Pac-12 commissioner George Kliavkoff spent much of his media day opening remarks Friday bemoaning the profiteering and professionalism of college athletics — yes, yes, bless his heart.
He talked about being “disappointed” that USC and UCLA are leaving for the Big Ten “after a century of tradition and rivalries.” He said that college sports have “collectively lost sight of the student-athlete.”
He pleaded for the industry to “recalibrate” because “our long-term measure … can’t be how much money we can consolidate … we should be measuring how many lives we can change.”
Then he mentioned that the Pac-12 was actively looking to expand and took a shot at a previous Big 12 comment about being “open for business.”
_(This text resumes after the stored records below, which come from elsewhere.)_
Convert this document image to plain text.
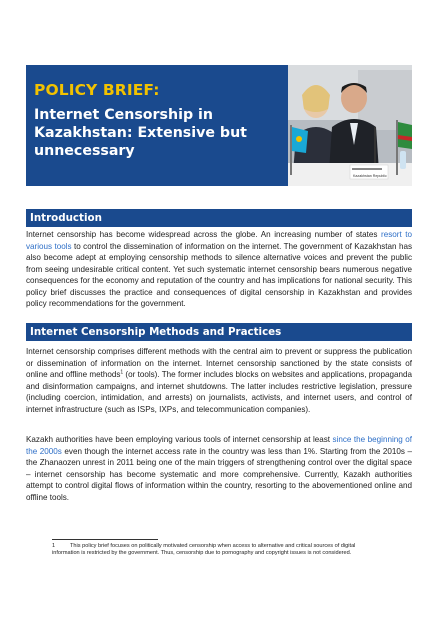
POLICY BRIEF:
Internet Censorship in Kazakhstan: Extensive but unnecessary
Kazakhstan Republic
Introduction

Internet censorship has become widespread across the globe. An increasing number of states resort to various tools to control the dissemination of information on the internet. The government of Kazakhstan has also become adept at employing censorship methods to silence alternative voices and prevent the public from seeing undesirable critical content. Yet such systematic internet censorship bears numerous negative consequences for the economy and reputation of the country and has implications for national security. This policy brief discusses the practice and consequences of digital censorship in Kazakhstan and provides policy recommendations for the government.

Internet Censorship Methods and Practices

Internet censorship comprises different methods with the central aim to prevent or suppress the publication or dissemination of information on the internet. Internet censorship sanctioned by the state consists of online and offline methods$^1$ (or tools). The former includes blocks on websites and applications, propaganda and disinformation campaigns, and internet shutdowns. The latter includes restrictive legislation, pressure (including coercion, intimidation, and arrests) on journalists, activists, and internet users, and control of internet infrastructure (such as ISPs, IXPs, and telecommunication companies).

Kazakh authorities have been employing various tools of internet censorship at least since the beginning of the 2000s even though the internet access rate in the country was less than 1%. Starting from the 2010s – the Zhanaozen unrest in 2011 being one of the main triggers of strengthening control over the digital space – internet censorship has become systematic and more comprehensive. Currently, Kazakh authorities attempt to control digital flows of information within the country, resorting to the abovementioned online and offline tools.

1	This policy brief focuses on politically motivated censorship when access to alternative and critical sources of digital information is restricted by the government. Thus, censorship due to pornography and copyright issues is not considered.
“We appreciate that,” Kliavkoff said. “We have not decided whether we’re going shopping there or not.”
In other words, which schools are the Pac-12 going to raid from the Big 12. (If any are even willing, which, of course, we’ll get to later).
Kliavkoff noted that was an aggressive line, but said he had no choice.
“I’ve been spending four weeks trying to defend against grenades that have been lobbed in from every corner of the Big 12 trying to destabilize our remaining conference,” Kliavkoff said. “When you look at the relative media value between the conferences, I get why they’re scared.”
This is modern college sports in a nutshell, a whipsaw back and forth from sepia-toned ideals and modern cutthroat capitalism. The people who run college sports — mostly football — can’t figure out what they want to be … other than well-compensated, of course.
Kliavkoff was bemoaning predatory conferences while threatening to be a predatory conference. And if he thinks it’s dishonorable or disloyal for USC and UCLA to jump from the Pac-12 to the Big Ten, then doesn’t all that also apply to the Pac-12 getting anyone to jump from the Big 12 or Mountain West?
Words are words. Media rights are media rights.
“Sometimes you just have to punch back,” Oregon athletic director Rob Mullens told reporters.
Indeed. And the Pac-12 needs to do plenty of punching if it wants to survive. It’s why Kliavkoff should scrap the hearts and flowers approach to describing college athletics.
This is a battle for money and only money.